Ecco un’analisi di ciò che sta succedendo “dietro le quinte” di questo fenomeno:


1. Il divario tra Tecnica e Giustizia

Hai ragione nel dire che gli Internet Service Provider (ISP) conservano i dati (i cosiddetti log). Tuttavia, l’identificazione tecnica è solo il primo passo di una maratona burocratica:

  • L’uso di VPN e sistemi di anonimizzazione: Molti stalker utilizzano strumenti per mascherare il proprio IP. Sebbene non siano infallibili, rallentano enormemente le indagini, richiedendo rogatorie internazionali se il server si trova in un Paese non collaborativo.
  • Carico di lavoro delle Procure: La quantità di denunce è sproporzionata rispetto al numero di magistrati e agenti della Polizia Postale. Questo crea un “collo di bottiglia” dove molti casi, purtroppo, restano in coda per mesi.

2. Il “Peso” delle pene

Tuo padre non ha tutti i torti quando dice che alcune pene sembrano poco incisive. Il problema non è solo l’entità della condanna, ma la tempestività:

  • La lentezza dei processi: Una condanna che arriva dopo 5 anni non serve a salvare una persona che sta subendo un esaurimento nervoso oggi.
  • Misure cautelari insufficienti: Spesso i divieti di avvicinamento digitale sono difficili da monitorare. Se uno stalker crea 50 profili falsi al giorno, la legge fatica a stargli dietro in tempo reale.

3. L’impatto Psicologico e l’Effetto “Goccia”

Perché si arriva ancora a gesti estremi come il suicidio?

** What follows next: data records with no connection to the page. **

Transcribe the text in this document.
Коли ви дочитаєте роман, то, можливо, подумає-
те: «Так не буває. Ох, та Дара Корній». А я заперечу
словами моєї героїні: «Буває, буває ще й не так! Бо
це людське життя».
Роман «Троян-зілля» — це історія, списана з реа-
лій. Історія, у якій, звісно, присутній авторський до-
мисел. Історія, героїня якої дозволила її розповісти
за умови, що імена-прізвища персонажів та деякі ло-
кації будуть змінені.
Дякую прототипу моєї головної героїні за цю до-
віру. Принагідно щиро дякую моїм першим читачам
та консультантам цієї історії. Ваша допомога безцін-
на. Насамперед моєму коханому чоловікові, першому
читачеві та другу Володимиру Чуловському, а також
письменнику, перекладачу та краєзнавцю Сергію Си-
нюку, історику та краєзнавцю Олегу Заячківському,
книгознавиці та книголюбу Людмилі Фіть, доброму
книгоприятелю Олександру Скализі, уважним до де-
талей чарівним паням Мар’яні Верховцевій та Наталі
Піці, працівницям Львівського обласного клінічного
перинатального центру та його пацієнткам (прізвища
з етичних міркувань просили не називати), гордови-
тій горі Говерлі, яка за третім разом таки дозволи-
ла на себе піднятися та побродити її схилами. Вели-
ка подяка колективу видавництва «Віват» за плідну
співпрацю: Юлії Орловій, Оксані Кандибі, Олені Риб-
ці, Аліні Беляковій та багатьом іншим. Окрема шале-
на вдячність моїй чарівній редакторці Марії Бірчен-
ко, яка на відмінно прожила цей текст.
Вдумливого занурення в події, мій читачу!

Il cyberstalking non è un singolo evento violento, ma una tortura psicologica a bassa intensità e alta frequenza. La sensazione di essere osservati ovunque (anche dentro casa, attraverso lo smartphone) crea un senso di impotenza totale.

Quando la vittima vede che, nonostante la denuncia, lo stalker continua a scrivere o a diffondere materiale, perde fiducia nelle istituzioni. È quella sensazione di invisibilità della giustizia che spesso spinge alla disperazione.


Cosa sta cambiando?

Nonostante il quadro scuro, ci sono dei passi avanti:

  • Codice Rosso: In Italia e in altri paesi europei sono state introdotte corsie preferenziali per questi reati.
  • Intelligenza Artificiale nelle indagini: Le forze dell’ordine iniziano a usare algoritmi per collegare tra loro profili falsi apparentemente slegati, risalendo più velocemente al colpevole.

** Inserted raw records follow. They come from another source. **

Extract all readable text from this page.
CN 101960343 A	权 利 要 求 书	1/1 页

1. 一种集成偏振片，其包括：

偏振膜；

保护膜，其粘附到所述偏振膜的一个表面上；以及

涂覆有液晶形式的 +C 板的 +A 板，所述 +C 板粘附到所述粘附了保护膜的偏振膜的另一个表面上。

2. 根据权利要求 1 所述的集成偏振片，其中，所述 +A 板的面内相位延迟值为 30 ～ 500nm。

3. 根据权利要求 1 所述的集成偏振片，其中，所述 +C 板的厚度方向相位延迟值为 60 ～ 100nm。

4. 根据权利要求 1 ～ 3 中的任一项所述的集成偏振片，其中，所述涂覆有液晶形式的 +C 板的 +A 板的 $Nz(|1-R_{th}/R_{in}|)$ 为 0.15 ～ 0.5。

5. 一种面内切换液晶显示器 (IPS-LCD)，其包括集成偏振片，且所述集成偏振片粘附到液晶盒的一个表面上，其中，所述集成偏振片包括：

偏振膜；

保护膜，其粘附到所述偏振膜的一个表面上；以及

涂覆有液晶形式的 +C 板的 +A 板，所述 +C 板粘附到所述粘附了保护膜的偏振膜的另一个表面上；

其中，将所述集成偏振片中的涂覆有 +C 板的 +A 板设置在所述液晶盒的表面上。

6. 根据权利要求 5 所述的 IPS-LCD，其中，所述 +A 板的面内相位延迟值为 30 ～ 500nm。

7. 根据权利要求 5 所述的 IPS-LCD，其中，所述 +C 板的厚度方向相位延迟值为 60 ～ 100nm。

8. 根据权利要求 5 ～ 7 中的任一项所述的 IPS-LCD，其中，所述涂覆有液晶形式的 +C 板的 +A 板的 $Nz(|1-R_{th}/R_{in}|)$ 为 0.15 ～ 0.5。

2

Il mio parere? La tecnologia può fornire le prove, ma finché la risposta legale non sarà immediata (nell’ordine di ore o giorni, non anni), lo stalker si sentirà sempre protetto da uno schermo. La vera sfida non è trovare chi è stato, ma fermarlo prima che il danno diventi irreversibile.

Pensi che una maggiore responsabilità diretta delle piattaforme social (pene pecuniarie altissime se non rimuovono subito i contenuti segnalati) potrebbe essere la soluzione definitiva?

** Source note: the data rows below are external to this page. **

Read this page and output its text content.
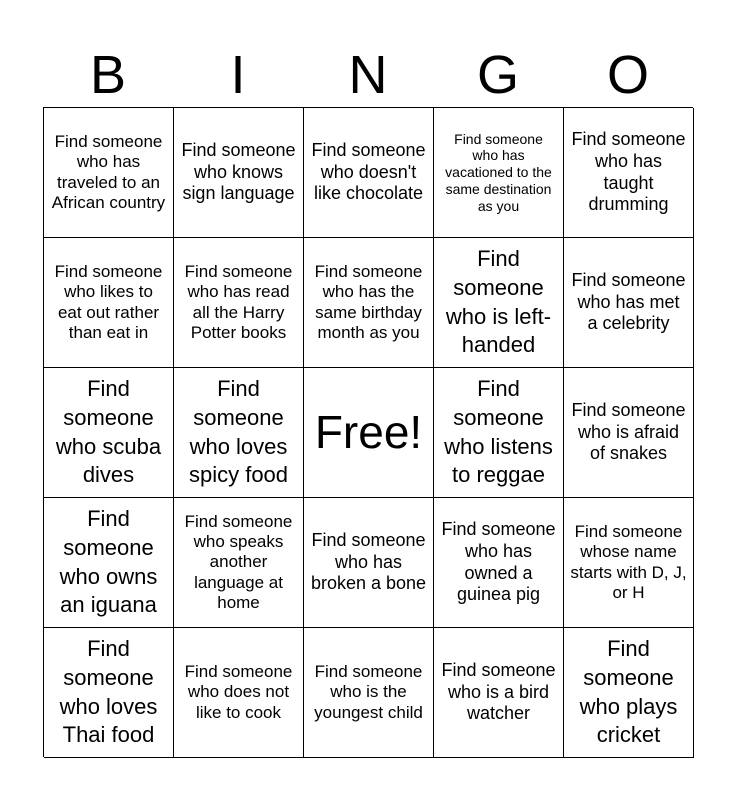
B	I	N	G	O
Find someone who has traveled to an African country
Find someone who knows sign language
Find someone who doesn't like chocolate
Find someone who has vacationed to the same destination as you
Find someone who has taught drumming
Find someone who likes to eat out rather than eat in
Find someone who has read all the Harry Potter books
Find someone who has the same birthday month as you
Find someone who is left-handed
Find someone who has met a celebrity
Find someone who scuba dives
Find someone who loves spicy food
Free!
Find someone who listens to reggae
Find someone who is afraid of snakes
Find someone who owns an iguana
Find someone who speaks another language at home
Find someone who has broken a bone
Find someone who has owned a guinea pig
Find someone whose name starts with D, J, or H
Find someone who loves Thai food
Find someone who does not like to cook
Find someone who is the youngest child
Find someone who is a bird watcher
Find someone who plays cricket
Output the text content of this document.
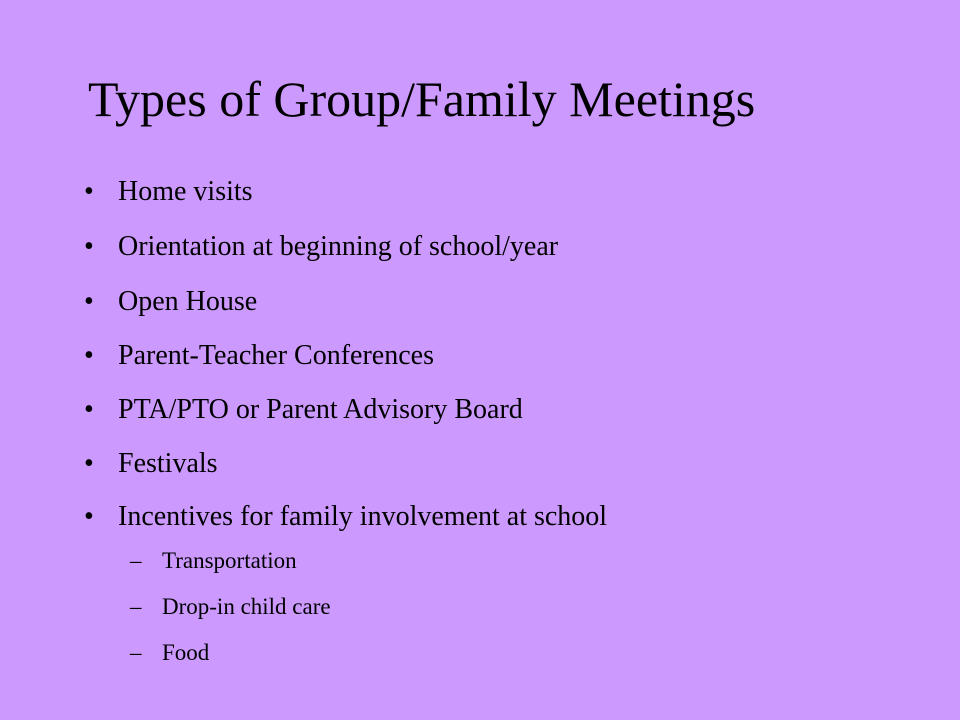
Types of Group/Family Meetings
• Home visits
• Orientation at beginning of school/year
• Open House
• Parent-Teacher Conferences
• PTA/PTO or Parent Advisory Board
• Festivals
• Incentives for family involvement at school
– Transportation
– Drop-in child care
– Food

Non lo so Gemini, dimmi tu ….

È una domanda da “un milione di dollari”, perché tocca l’equilibrio delicatissimo tra sicurezza e libertà digitale. Se guardiamo ai fatti, la responsabilità delle piattaforme (come Meta, TikTok o X) è il vero campo di battaglia attuale.

Ecco le due facce della medaglia su questa possibile soluzione:


Perché dare la responsabilità ai Social funzionerebbe

Oggi i social agiscono spesso come “scatole vuote”: dicono di essere solo il mezzo, non l’autore del messaggio. Se però venissero trattati come editori (come un giornale o un canale TV), le cose cambierebbero drasticamente:

  • Moderazione proattiva: Se una piattaforma rischiasse una multa da 100 milioni di euro per non aver bloccato uno stalker recidivo, investirebbe miliardi in sistemi di IA capaci di bloccare l’utente in pochi secondi, prima ancora che la vittima legga il messaggio.
  • Identità certa: Le piattaforme potrebbero essere obbligate a richiedere un documento d’identità per l’iscrizione. Questo eliminerebbe l’anonimato dietro cui si nascondono i “leoni da tastiera”.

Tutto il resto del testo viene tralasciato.